I notice that nsseg in mch.s may return %7F00 on some cases and is used
in machdep.c as stseg = nsseg(u_state->s_sp); so it seems the stack uses
segment 0x7F00. Then may be the & is shorthand to make sure the address
pointed by the ANDed pointer falls within the stack. It would probably
imply user programs have a maximum stack size of 65536 bytes as well.

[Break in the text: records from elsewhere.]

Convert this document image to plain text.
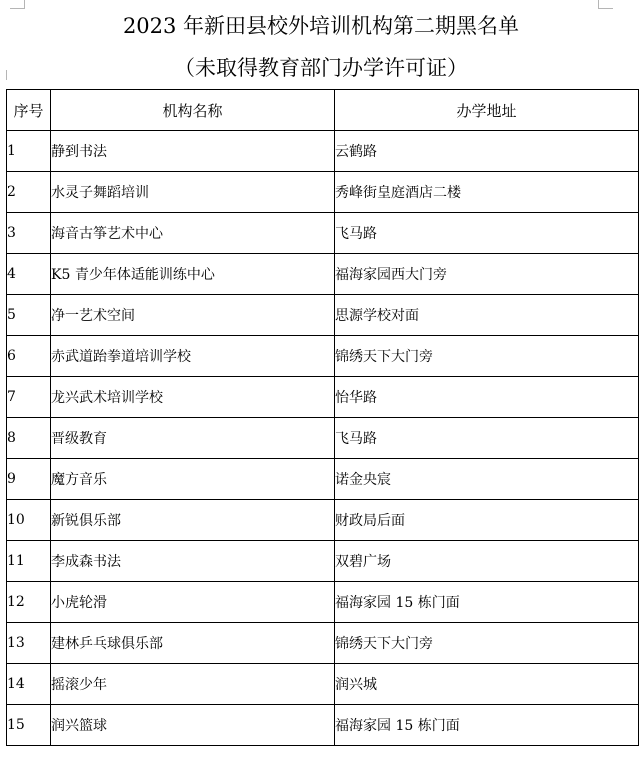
2023 年新田县校外培训机构第二期黑名单
（未取得教育部门办学许可证）
序号	机构名称	办学地址
1	静到书法	云鹤路
2	水灵子舞蹈培训	秀峰街皇庭酒店二楼
3	海音古筝艺术中心	飞马路
4	K5 青少年体适能训练中心	福海家园西大门旁
5	净一艺术空间	思源学校对面
6	赤武道跆拳道培训学校	锦绣天下大门旁
7	龙兴武术培训学校	怡华路
8	晋级教育	飞马路
9	魔方音乐	诺金央宸
10	新锐俱乐部	财政局后面
11	李成森书法	双碧广场
12	小虎轮滑	福海家园 15 栋门面
13	建林乒乓球俱乐部	锦绣天下大门旁
14	摇滚少年	润兴城
15	润兴篮球	福海家园 15 栋门面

That may explain why some pointers are ANDed and others not. I haven't
had a thorough look, but if the &0x7F00FFFF usage is consistent, then
that's is an explanation that may guide source reconstruction.

Does this look sensible?

					j

-- 
	These opinions are mine and only mine. Hey man, I saw them first!

			    José R. Valverde

	De nada sirve la Inteligencia Artificial cuando falta la Natural
-------------- next part --------------
A non-text attachment was scrubbed...
Name: signature.asc
Type: application/pgp-signature
Size: 189 bytes
Desc: not available
URL: <http://minnie.tuhs.org/pipermail/tuhs/attachments/20080625/8fe9f063/attachment.sig>


^ permalink raw reply	[flat|nested] 25+ messages in thread

* [TUHS] Introduction
  2008-06-25 10:25       ` Jose R. Valverde
@ 2008-06-26 14:52         ` Oliver Lehmann
  2008-06-27 12:24           ` Jose R. Valverde
  0 siblings, 1 reply; 25+ messages in thread
From: Oliver Lehmann @ 2008-06-26 14:52 UTC (permalink / raw)


Hi Jose,

first - thanks for taking the time helping me here on this issue.

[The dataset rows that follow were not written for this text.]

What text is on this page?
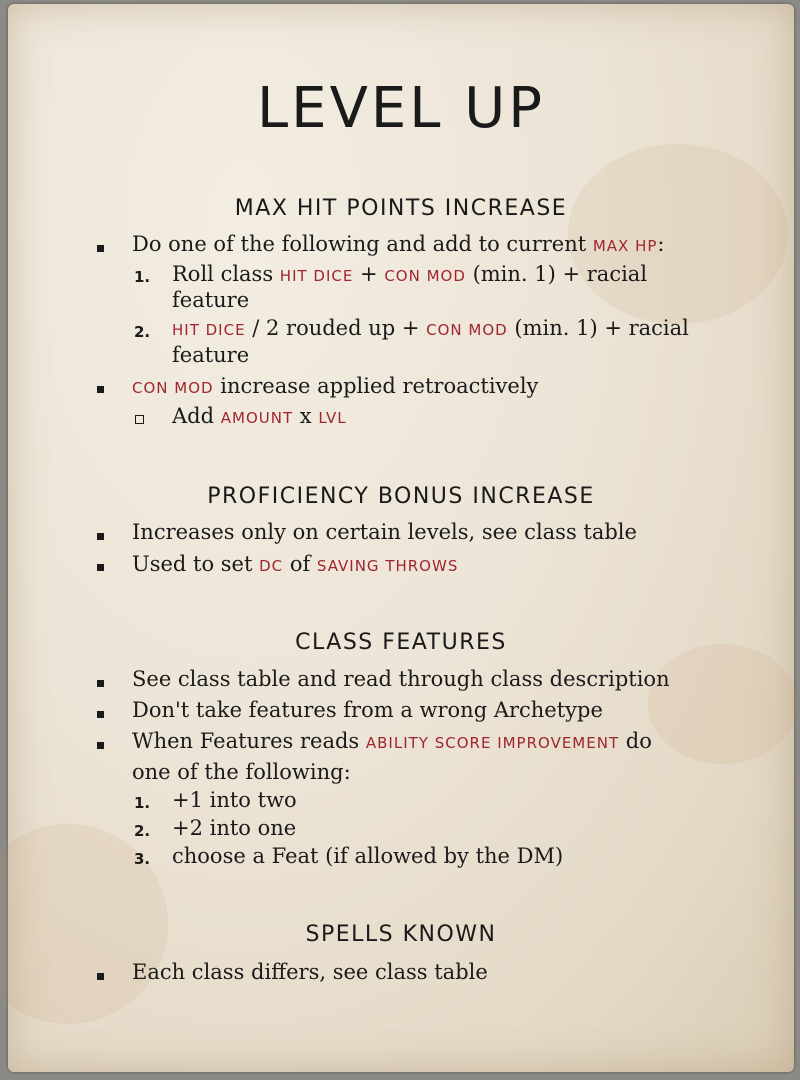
LEVEL UP
MAX HIT POINTS INCREASE
Do one of the following and add to current MAX HP:
1. Roll class HIT DICE + CON MOD (min. 1) + racial
feature
2. HIT DICE / 2 rouded up + CON MOD (min. 1) + racial
feature
CON MOD increase applied retroactively
Add AMOUNT x LVL
PROFICIENCY BONUS INCREASE
Increases only on certain levels, see class table
Used to set DC of SAVING THROWS
CLASS FEATURES
See class table and read through class description
Don't take features from a wrong Archetype
When Features reads ABILITY SCORE IMPROVEMENT do
one of the following:
1. +1 into two
2. +2 into one
3. choose a Feat (if allowed by the DM)
SPELLS KNOWN
Each class differs, see class table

		s=(char *)(*(long *)adx & 0x7F00FFFF);

in prf.c compiles to:

        ldl     rr2,|_stkseg+~L1+8|(fp)
        ldl     rr4, at rr2
        and     r4,#32512
        ldl     |_stkseg+~L1+12|(fp),rr4

I've some places in the WEGA kernel where this ANDing is done in a
way I need it, but I have no source which compiles to the way I need
it. I've searched all the kernel for it.
I guess the WEGA-developer which replaced some ZEUS objects by his
own implementation didn't found out the real syntax too and so created
basically the same syntax I have now in the sources for the original
ZEUS objects. So some sources (mostly theese with german comments ;)
are containing 7F00FFFF ANDings which are compatible because they are
not the original ZEUS objects where this copying is made. And for
ZEUS I've zero sources...

So the only thing in sys2.c's link() you wanted me to change in your
previous mail was:

	u.u_dirp.l = (caddr_t) ((long *) uap->linkname & 0x7F00FFFF);

right? Tried this, and got:

"sys2.c":305: operands of "&" have incompatible types 
Error in file sys2.c: Error.  No assembly.

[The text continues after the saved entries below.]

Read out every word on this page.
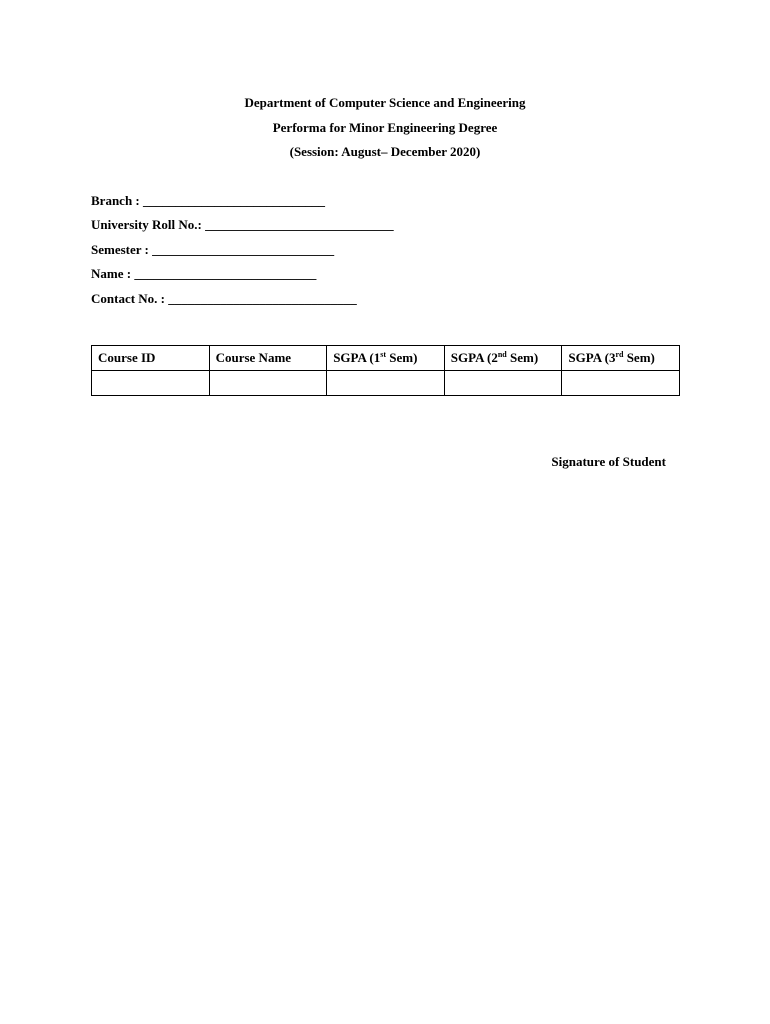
Department of Computer Science and Engineering
Performa for Minor Engineering Degree
(Session: August– December 2020)
Branch : ____________________________
University Roll No.: _____________________________
Semester : ____________________________
Name : ____________________________
Contact No. : _____________________________
Course ID	Course Name	SGPA (1st Sem)	SGPA (2nd Sem)	SGPA (3rd Sem)

Signature of Student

> I notice that nsseg in mch.s may return %7F00 on some cases and is used
> in machdep.c as stseg = nsseg(u_state->s_sp); so it seems the stack uses
> segment 0x7F00. Then may be the & is shorthand to make sure the address
> pointed by the ANDed pointer falls within the stack. It would probably
> imply user programs have a maximum stack size of 65536 bytes as well.
> 
> That may explain why some pointers are ANDed and others not. I haven't
> had a thorough look, but if the &0x7F00FFFF usage is consistent, then
> that's is an explanation that may guide source reconstruction.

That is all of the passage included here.